Police: Woman Caught With $800 Stuffed in Underwear, Drugs

The Randolph woman told police the cash couldn't fit in her pocket, according to a police report. She was also charged with forging a vehicle registration sticker.

Police arrested a Randolph woman Monday who had nearly $800 in cash stuffed in her underwear, a bottle of Suboxone pills and a counterfeit vehicle inspection sticker, according to allegations in a Somerville police report.

According to the report, an officer patrolling the Home Depot parking lot at around 12:40 p.m. encountered a 2000 Ford Windstar van that, according to the Registry of Motor Vehicles, had failed its inspection, but the car had a seemingly valid inspection sticker on it.

When police pulled the van over, they noticed that the driver, Rowena Golay, 56, seemed nervous and her hand was shaking. When they planned to arrest her on a charge of having a forged RMV document, police asked the passenger, Justin White, 30, of Boston, if he could drive the van, but he said his license was suspended.

While conducting an inventory search of the van, police discovered a sandwich bag with the bottom corner cut, a tool drug dealers often use to package drugs, according to the report.

Police also found a prescription bottle in the passenger seat filled with five Suboxone pills, the report says.

White told police he bought the pills because it was "too hard to get a prescription for them," according to the report.

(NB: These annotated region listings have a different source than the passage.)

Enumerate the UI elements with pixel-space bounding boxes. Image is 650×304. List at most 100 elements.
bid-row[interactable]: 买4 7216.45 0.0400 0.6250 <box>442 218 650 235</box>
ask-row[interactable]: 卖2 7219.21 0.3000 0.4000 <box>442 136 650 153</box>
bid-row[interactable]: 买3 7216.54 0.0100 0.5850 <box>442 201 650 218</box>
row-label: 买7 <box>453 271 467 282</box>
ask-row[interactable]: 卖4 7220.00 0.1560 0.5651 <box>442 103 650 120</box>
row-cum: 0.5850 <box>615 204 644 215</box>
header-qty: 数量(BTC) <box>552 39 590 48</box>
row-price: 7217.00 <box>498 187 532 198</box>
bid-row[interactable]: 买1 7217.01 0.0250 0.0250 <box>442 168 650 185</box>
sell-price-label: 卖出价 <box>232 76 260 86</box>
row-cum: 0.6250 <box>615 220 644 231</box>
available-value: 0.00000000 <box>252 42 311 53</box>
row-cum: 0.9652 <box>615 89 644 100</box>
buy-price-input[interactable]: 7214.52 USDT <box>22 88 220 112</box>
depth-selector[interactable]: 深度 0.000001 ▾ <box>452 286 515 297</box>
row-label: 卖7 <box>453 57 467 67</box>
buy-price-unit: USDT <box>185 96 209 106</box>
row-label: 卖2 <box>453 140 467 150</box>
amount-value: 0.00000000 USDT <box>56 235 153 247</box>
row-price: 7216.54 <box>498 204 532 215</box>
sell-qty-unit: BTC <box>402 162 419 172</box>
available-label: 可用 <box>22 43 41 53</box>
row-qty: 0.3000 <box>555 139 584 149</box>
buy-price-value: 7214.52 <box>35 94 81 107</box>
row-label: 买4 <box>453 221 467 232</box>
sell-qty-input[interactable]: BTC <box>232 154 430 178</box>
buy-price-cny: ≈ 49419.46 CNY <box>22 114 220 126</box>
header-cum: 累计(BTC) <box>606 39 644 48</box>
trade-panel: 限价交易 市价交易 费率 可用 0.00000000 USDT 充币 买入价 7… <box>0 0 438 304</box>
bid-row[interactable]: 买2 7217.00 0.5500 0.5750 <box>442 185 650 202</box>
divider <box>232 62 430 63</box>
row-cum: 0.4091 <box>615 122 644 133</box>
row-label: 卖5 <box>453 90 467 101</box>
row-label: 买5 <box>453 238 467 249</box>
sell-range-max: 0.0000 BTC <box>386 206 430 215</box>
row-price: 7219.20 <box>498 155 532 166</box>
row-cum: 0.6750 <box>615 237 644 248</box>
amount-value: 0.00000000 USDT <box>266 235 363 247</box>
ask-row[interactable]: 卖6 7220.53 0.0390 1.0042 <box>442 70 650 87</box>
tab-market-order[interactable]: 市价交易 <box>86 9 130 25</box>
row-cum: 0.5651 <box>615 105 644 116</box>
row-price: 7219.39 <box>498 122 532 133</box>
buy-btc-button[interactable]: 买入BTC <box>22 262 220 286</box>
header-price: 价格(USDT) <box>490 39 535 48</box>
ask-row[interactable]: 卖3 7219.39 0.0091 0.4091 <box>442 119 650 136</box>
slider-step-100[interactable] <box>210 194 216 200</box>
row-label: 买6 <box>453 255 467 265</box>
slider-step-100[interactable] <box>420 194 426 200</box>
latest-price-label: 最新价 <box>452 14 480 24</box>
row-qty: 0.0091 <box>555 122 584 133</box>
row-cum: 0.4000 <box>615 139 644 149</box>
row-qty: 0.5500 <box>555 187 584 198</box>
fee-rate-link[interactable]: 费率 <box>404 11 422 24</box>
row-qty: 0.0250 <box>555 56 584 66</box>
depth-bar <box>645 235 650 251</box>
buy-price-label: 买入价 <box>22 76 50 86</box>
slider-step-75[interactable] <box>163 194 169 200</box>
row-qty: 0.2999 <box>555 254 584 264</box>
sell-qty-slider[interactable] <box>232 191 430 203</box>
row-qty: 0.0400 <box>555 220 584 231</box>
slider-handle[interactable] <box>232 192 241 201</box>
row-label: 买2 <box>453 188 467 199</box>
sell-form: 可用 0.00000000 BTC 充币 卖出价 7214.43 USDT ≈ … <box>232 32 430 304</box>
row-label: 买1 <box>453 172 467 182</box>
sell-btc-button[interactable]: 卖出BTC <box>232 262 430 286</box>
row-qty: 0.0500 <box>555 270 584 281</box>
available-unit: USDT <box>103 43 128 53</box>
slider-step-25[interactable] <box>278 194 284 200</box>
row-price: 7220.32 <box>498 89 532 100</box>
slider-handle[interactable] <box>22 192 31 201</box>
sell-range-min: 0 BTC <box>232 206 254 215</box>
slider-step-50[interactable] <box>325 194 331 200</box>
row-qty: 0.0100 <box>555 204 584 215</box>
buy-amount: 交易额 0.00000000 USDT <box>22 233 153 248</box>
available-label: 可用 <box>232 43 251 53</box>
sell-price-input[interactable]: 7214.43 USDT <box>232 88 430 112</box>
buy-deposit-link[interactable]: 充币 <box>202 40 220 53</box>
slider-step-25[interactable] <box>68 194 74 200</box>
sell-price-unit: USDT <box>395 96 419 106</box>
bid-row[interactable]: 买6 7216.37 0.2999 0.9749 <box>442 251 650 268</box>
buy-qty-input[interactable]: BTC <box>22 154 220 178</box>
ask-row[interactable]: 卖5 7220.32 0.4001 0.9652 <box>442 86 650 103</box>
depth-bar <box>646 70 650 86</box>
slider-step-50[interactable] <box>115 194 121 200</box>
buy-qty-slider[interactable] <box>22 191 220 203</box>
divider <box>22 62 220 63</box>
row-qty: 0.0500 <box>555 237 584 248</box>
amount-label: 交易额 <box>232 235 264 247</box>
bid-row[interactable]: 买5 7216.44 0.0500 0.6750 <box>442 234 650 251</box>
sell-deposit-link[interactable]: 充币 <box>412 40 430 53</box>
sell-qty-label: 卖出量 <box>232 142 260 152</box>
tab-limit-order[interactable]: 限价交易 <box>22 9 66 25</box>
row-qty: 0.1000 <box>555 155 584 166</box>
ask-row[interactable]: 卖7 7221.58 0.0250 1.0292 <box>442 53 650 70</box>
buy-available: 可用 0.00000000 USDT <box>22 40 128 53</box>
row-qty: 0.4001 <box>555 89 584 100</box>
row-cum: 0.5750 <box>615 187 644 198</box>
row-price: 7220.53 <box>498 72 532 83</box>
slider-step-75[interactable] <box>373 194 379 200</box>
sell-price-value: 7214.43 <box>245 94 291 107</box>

Before putting Golay in the transport wagon, police asked if she had anything else on her, and she said she had "around $600 in her underwear" because it "didn't fit in her pockets," the report says.

It turns out she had $798 stuffed in her underwear, folded into four separate stacks of bills, according to the report.

Golay was charged with drug possession with intent to distribute, conspiracy to violate drug laws and possession of a forged RMV document. White was charged with drug possession with intent to distribute and conspiracy to violate drug laws.

Please remember that allegations contained in police reports do not indicate a conviction.

Tom M October 14, 2012 at 12:21 PM
Here's a suggestion. Any convicted drug offender must serve his/her time as country service in Libya. Drop them off in the middle of all the fighting and let them fend for themselves. Somthing like Castro did years ago when he free'd all his convicts and shipped them to America. Put the convicted on a "Do Not Enter" list until their sentence is served. Bet you will see drug crime come to a halt in the USA.